2.45  Figure 2.8 provides a breakdown of the main sources for this income. Overall income is lower than the previous year reflecting lower Network grants for the new control period and higher property disposals income in 2023-24, partly offset by higher traction electricity income this year.

Figure 2.8: Breakdown of Network Rail’s £11.7 billion of income (excl. enhancements) for April 2024 to March 2025  

The pie chart shows a breakdown of income: Grant income - England & Wales was £6948 million, Grant income - Scotland was £659 million, Franchised track access charges were £3358 million, Other income was £759 million, Total Income was £11724 million.

Source: ORR analysis of Network Rail’s data

Grant Income

2.46  Grant income refers to the funding received from the Government to support operations and projects across the rail network. Network Rail received £7,607 million of grant income (£6,948 million for England & Wales and £659 million for Scotland) in April 2024 to March 2025. This was £200 million less than set out in the delivery plan reflecting lower overall expenditure this year compared to the budget, particularly in renewals.

2.47  DfT funded £6,948 million for Network Rail’s England and Wales regions while Network Rail Scotland received £659 million for the Scotland region.
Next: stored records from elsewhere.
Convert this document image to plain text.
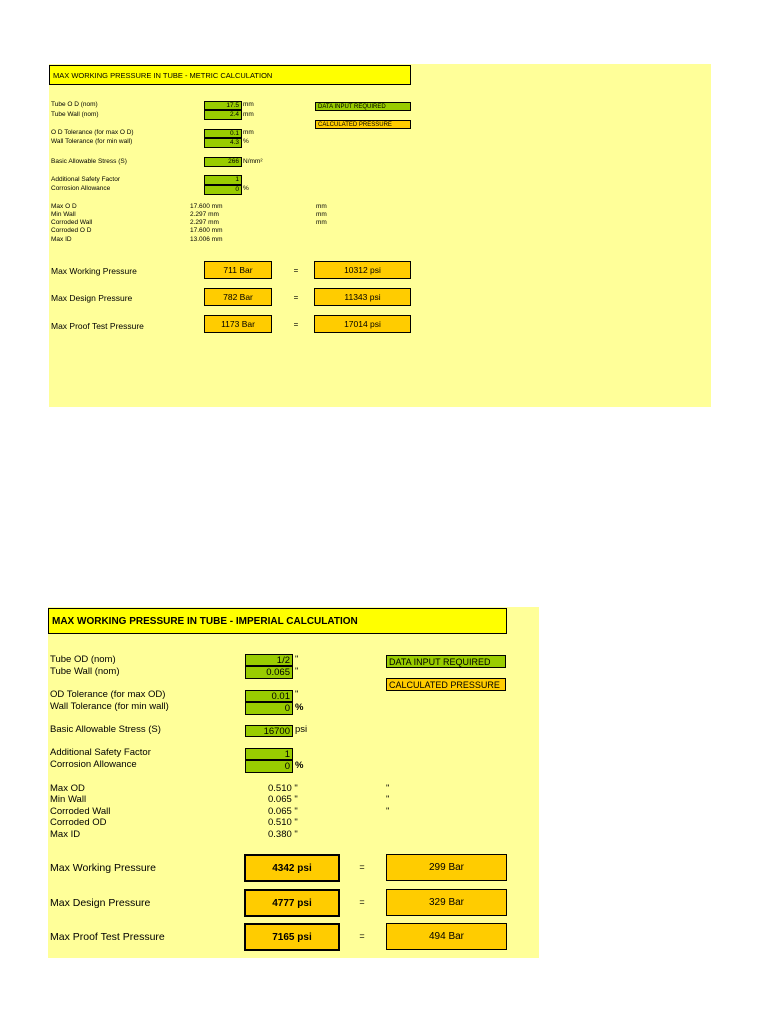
MAX WORKING PRESSURE IN TUBE - METRIC CALCULATION
Tube O D (nom)	17.5 mm
Tube Wall (nom)	2.4 mm
DATA INPUT REQUIRED
CALCULATED PRESSURE
O D Tolerance (for max O D)	0.1 mm
Wall Tolerance (for min wall)	4.3 %
Basic Allowable Stress (S)	266 N/mm²
Additional Safety Factor	1
Corrosion Allowance	0 %
Max O D	17.600 mm	mm
Min Wall	2.297 mm	mm
Corroded Wall	2.297 mm	mm
Corroded O D	17.600 mm
Max ID	13.006 mm
Max Working Pressure	711 Bar	=	10312 psi
Max Design Pressure	782 Bar	=	11343 psi
Max Proof Test Pressure	1173 Bar	=	17014 psi
MAX WORKING PRESSURE IN TUBE - IMPERIAL CALCULATION
Tube OD (nom)	1/2 "
Tube Wall (nom)	0.065 "
DATA INPUT REQUIRED
CALCULATED PRESSURE
OD Tolerance (for max OD)	0.01 "
Wall Tolerance (for min wall)	0 %
Basic Allowable Stress (S)	16700 psi
Additional Safety Factor	1
Corrosion Allowance	0 %
Max OD	0.510 "	"
Min Wall	0.065 "	"
Corroded Wall	0.065 "	"
Corroded OD	0.510 "
Max ID	0.380 "
Max Working Pressure	4342 psi	=	299 Bar
Max Design Pressure	4777 psi	=	329 Bar
Max Proof Test Pressure	7165 psi	=	494 Bar
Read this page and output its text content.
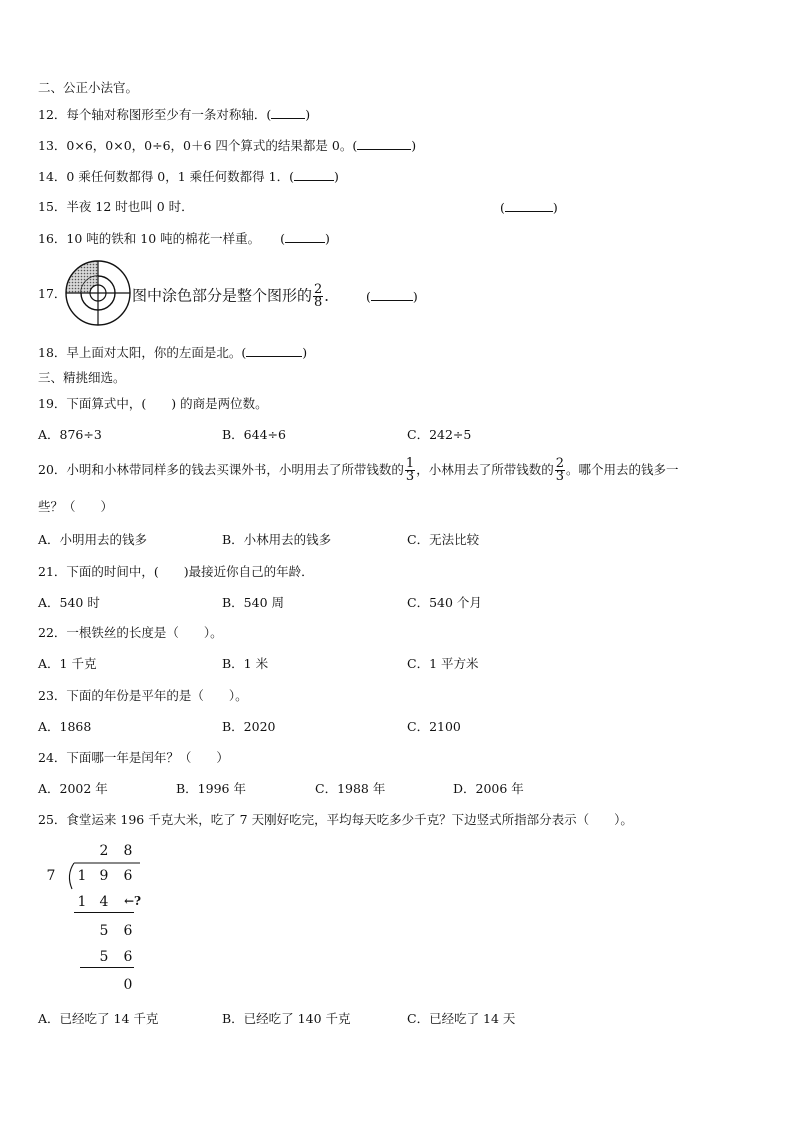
二、公正小法官。
12．每个轴对称图形至少有一条对称轴．(	)
13．0×6，0×0，0÷6，0＋6 四个算式的结果都是 0。(	)
14．0 乘任何数都得 0，1 乘任何数都得 1．(	)
15．半夜 12 时也叫 0 时．	(	)
16．10 吨的铁和 10 吨的棉花一样重。 (	)
17．	图中涂色部分是整个图形的 $\frac{2}{8}$ ． (	)
18．早上面对太阳，你的左面是北。(	)
三、精挑细选。
19．下面算式中，(　　) 的商是两位数。
A．876÷3	B．644÷6	C．242÷5
20．小明和小林带同样多的钱去买课外书，小明用去了所带钱数的 $\frac{1}{3}$ ，小林用去了所带钱数的 $\frac{2}{3}$ 。哪个用去的钱多一
些？（　　）
A．小明用去的钱多	B．小林用去的钱多	C．无法比较
21．下面的时间中，(　　)最接近你自己的年龄．
A．540 时	B．540 周	C．540 个月
22．一根铁丝的长度是（　　）。
A．1 千克	B．1 米	C．1 平方米
23．下面的年份是平年的是（　　）。
A．1868	B．2020	C．2100
24．下面哪一年是闰年？（　　）
A．2002 年	B．1996 年	C．1988 年	D．2006 年
25．食堂运来 196 千克大米，吃了 7 天刚好吃完，平均每天吃多少千克？下边竖式所指部分表示（　　）。
2 8
7 1 9 6
1 4 ←?
5 6
5 6
0
A．已经吃了 14 千克	B．已经吃了 140 千克	C．已经吃了 14 天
This was split between £488 million in network grant funding by Transport Scotland and £171 million funded by DfT to pay for Network Rail Scotland’s share of financing costs, British Transport Police and corporation tax. 

2.48  As grants are used to fund Network Rail’s operations, they reflect changes in expenditure rather than financial performance. Therefore, any differences between actual and budgeted grant income are considered neutral when assessing financial performance. 

Franchised track access charges income

2.49  Franchised track access charges income comes from fees paid by train operating companies (excluding freight operators) to use its rail infrastructure. Franchised track access charge income was £3,358 million from April 2024 to March 2025, £36 million less than set out in the delivery plan, with £25 million underperformance recorded. This was mostly due to running fewer trains than anticipated and reduced traction electricity income, which was driven by lower unit costs, resulting in lower traction electricity, industry costs and rates expenses.

Other income

2.50  Other income includes revenue from freight operators including traction electricity, stations, property rentals and sales, and depot operations. Other income in year was £759 million broadly in line with the delivery plan, with £5 million of financial underperformance recognised.